I awoke with a start sometime later to find that the curtains had been pulled back from around my bed, and that Jeanette was about to sit on my face and use me as a toilet. Too surprised by the situation to react in a coherent manner, I was immensely grateful for June’s moment of lucidity and her shout from the bed beside me for the nurse, who came running from the nurses’ station in the centre of the ward.
‘Jeanette! Stop! Come on now, if you want the toilet let me walk you down there,’ and off the two of them went to the other end of the ward.
Dazed by my lucky escape from what would have been a truly horrendous happening, and still in the process of waking up from an exhausted slumber, I was only mildly bewildered by what I saw on the other side of the ward. Doris had stripped off and was doing naked press-ups against her bed, and the seventy-nine year old woman beside her had taken off her pyjama trousers and was weeing in the middle of the floor.
At this point an official-looking woman arrived on the ward with two others who were clearly being shown around the hospital.
‘This is one of the older wards. As you can see, not a lot has been done to update it yet, and it’s not clear how much will be done. You see the units on the walls? Well when they were being fitted it became apparent that the walls were crumbling. We’re not entirely sure how the units are staying attached to the walls, and to be honest, although we don’t know when it’ll happen, we expect the walls to fall down at some point.’
The hospital visitors glanced at the walls, glanced at their guide, and followed her out slowly nodding their heads.

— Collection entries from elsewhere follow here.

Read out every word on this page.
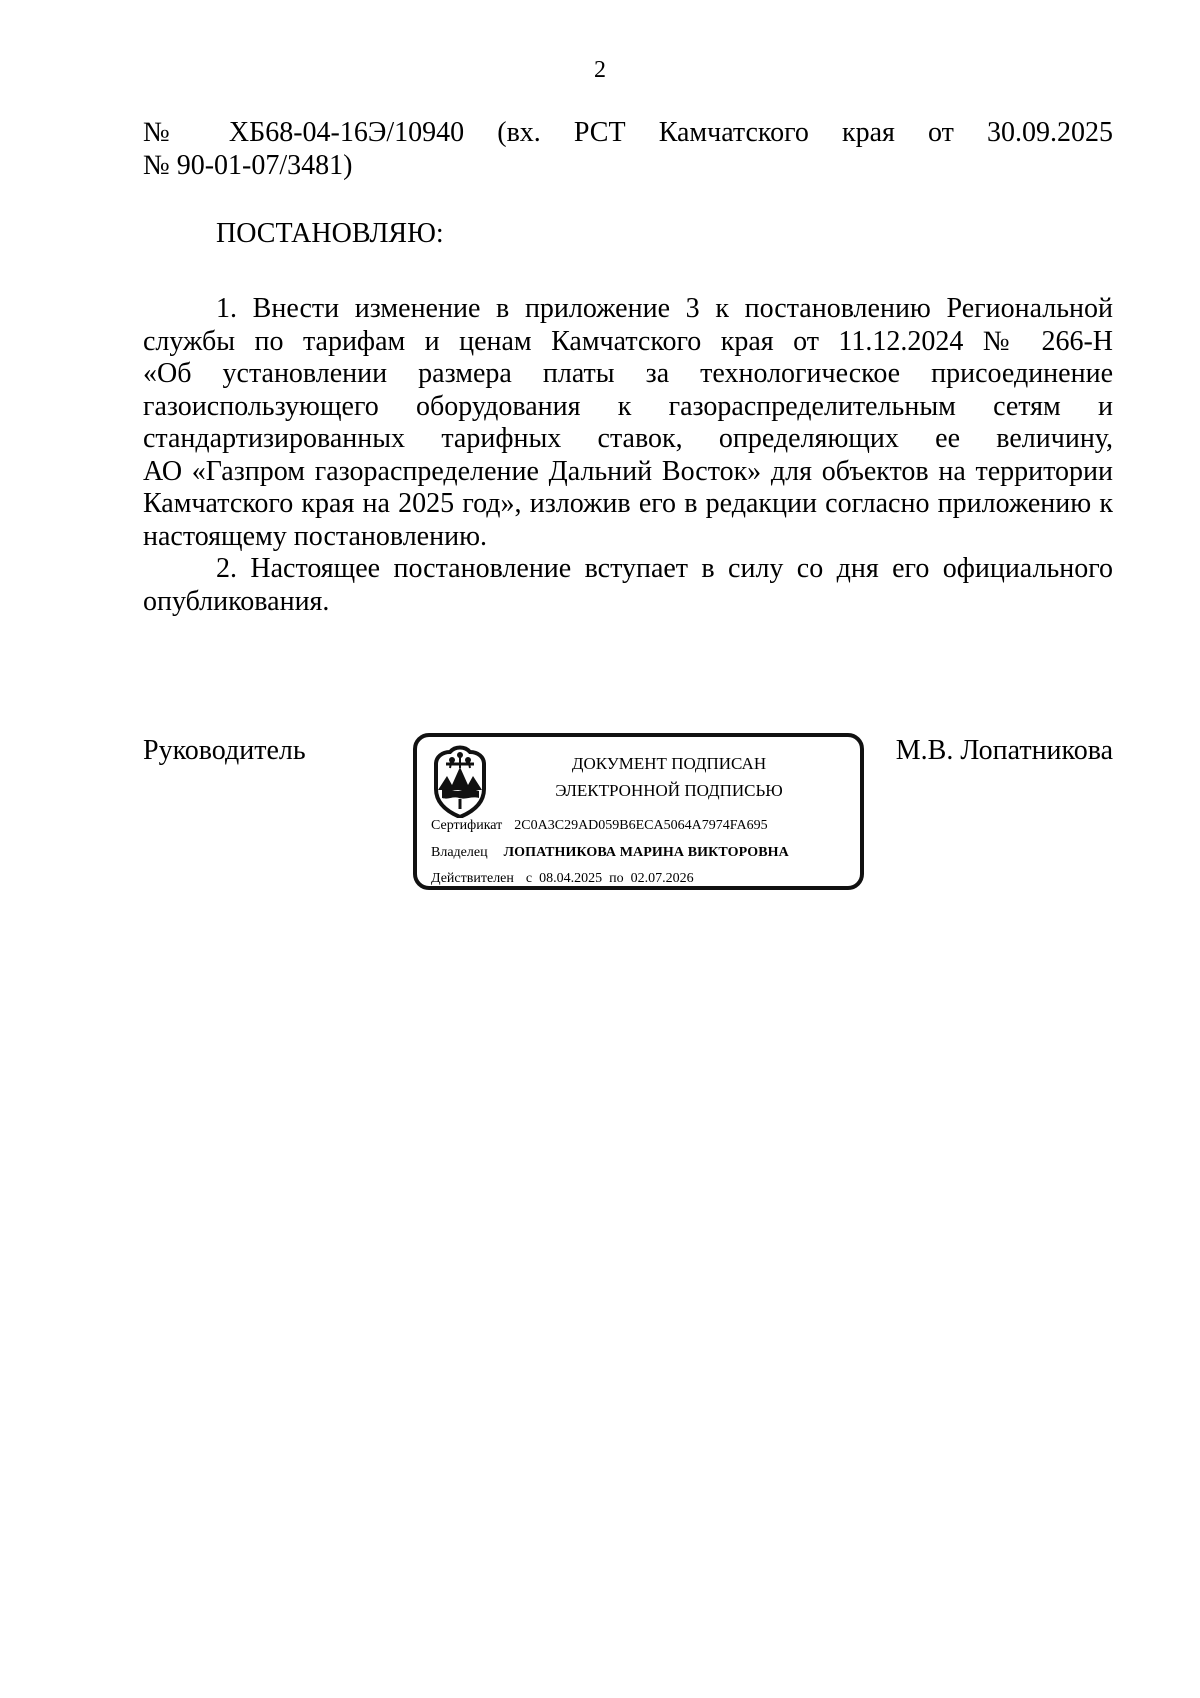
2
№ ХБ68-04-16Э/10940 (вх. РСТ Камчатского края от 30.09.2025
№ 90-01-07/3481)
ПОСТАНОВЛЯЮ:
1. Внести изменение в приложение 3 к постановлению Региональной
службы по тарифам и ценам Камчатского края от 11.12.2024 № 266-Н
«Об установлении размера платы за технологическое присоединение
газоиспользующего оборудования к газораспределительным сетям и
стандартизированных тарифных ставок, определяющих ее величину,
АО «Газпром газораспределение Дальний Восток» для объектов на территории
Камчатского края на 2025 год», изложив его в редакции согласно приложению к
настоящему постановлению.
2. Настоящее постановление вступает в силу со дня его официального
опубликования.
Руководитель	ДОКУМЕНТ ПОДПИСАН
ЭЛЕКТРОННОЙ ПОДПИСЬЮ
Сертификат 2C0A3C29AD059B6ECA5064A7974FA695
Владелец ЛОПАТНИКОВА МАРИНА ВИКТОРОВНА
Действителен с 08.04.2025 по 02.07.2026
М.В. Лопатникова
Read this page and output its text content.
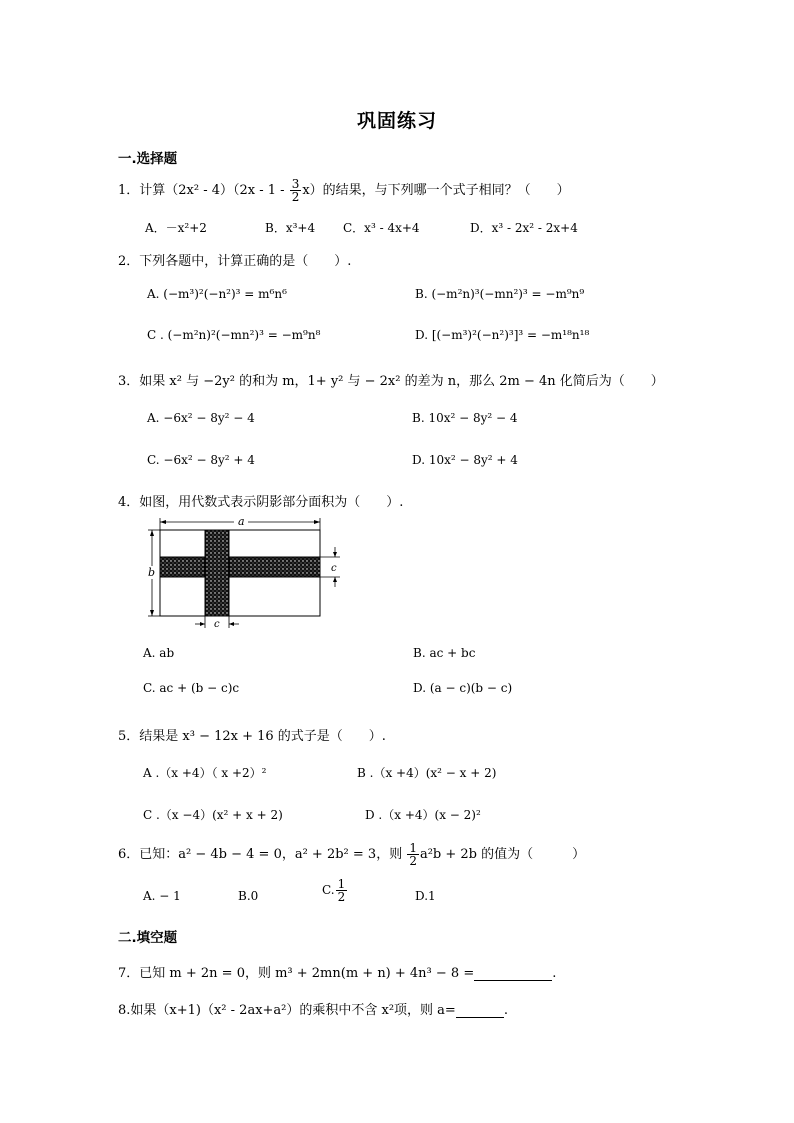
巩固练习
一.选择题
1．计算$(2x^2 - 4)(2x - 1 - \frac{3}{2} x)$的结果，与下列哪一个式子相同？（　　）
A．－x²+2	B．x³+4 C．x³ - 4x+4	D．x³ - 2x² - 2x+4
2．下列各题中，计算正确的是（　　）.
A. (−m³)²(−n²)³ = m⁶n⁶	B. (−m²n)³(−mn²)³ = −m⁹n⁹
C . (−m²n)²(−mn²)³ = −m⁹n⁸	D. [(−m³)²(−n²)³]³ = −m¹⁸n¹⁸
3．如果 x² 与 −2y² 的和为 m，1+ y² 与 − 2x² 的差为 n，那么 2m − 4n 化简后为（　　）
A. −6x² − 8y² − 4	B. 10x² − 8y² − 4
C. −6x² − 8y² + 4	D. 10x² − 8y² + 4
4．如图，用代数式表示阴影部分面积为（　　）.
a
b	c
c
A. ab	B. ac + bc
C. ac + (b − c)c	D. (a − c)(b − c)
5．结果是 x³ − 12x + 16 的式子是（　　）.
A .（x +4）（ x +2）²	B .（x +4）(x² − x + 2)
C .（x −4）(x² + x + 2)	D .（x +4）(x − 2)²
6．已知：a² − 4b − 4 = 0，a² + 2b² = 3，则 $\frac{1}{2} a^2b + 2b$ 的值为（　　　）
A. − 1	B.0	C. $\frac{1}{2}$	D.1
二.填空题
7．已知 m + 2n = 0，则 m³ + 2mn(m + n) + 4n³ − 8 =	.
8.如果（x+1)（x² - 2ax+a²）的乘积中不含 x²项，则 a=	.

I was incredulous that the hospital should still be using a ward that might crash to the ground without much warning, and decided that this was another very good reason to get out of there as soon as possible. If I didn’t, it seemed likely that I’d either be crushed by crumbling walls or driven mad by the senility by which I was surrounded. In the meantime I was going to request some ear-plugs so that I could at least be ignorant of all that I was not meant to hear.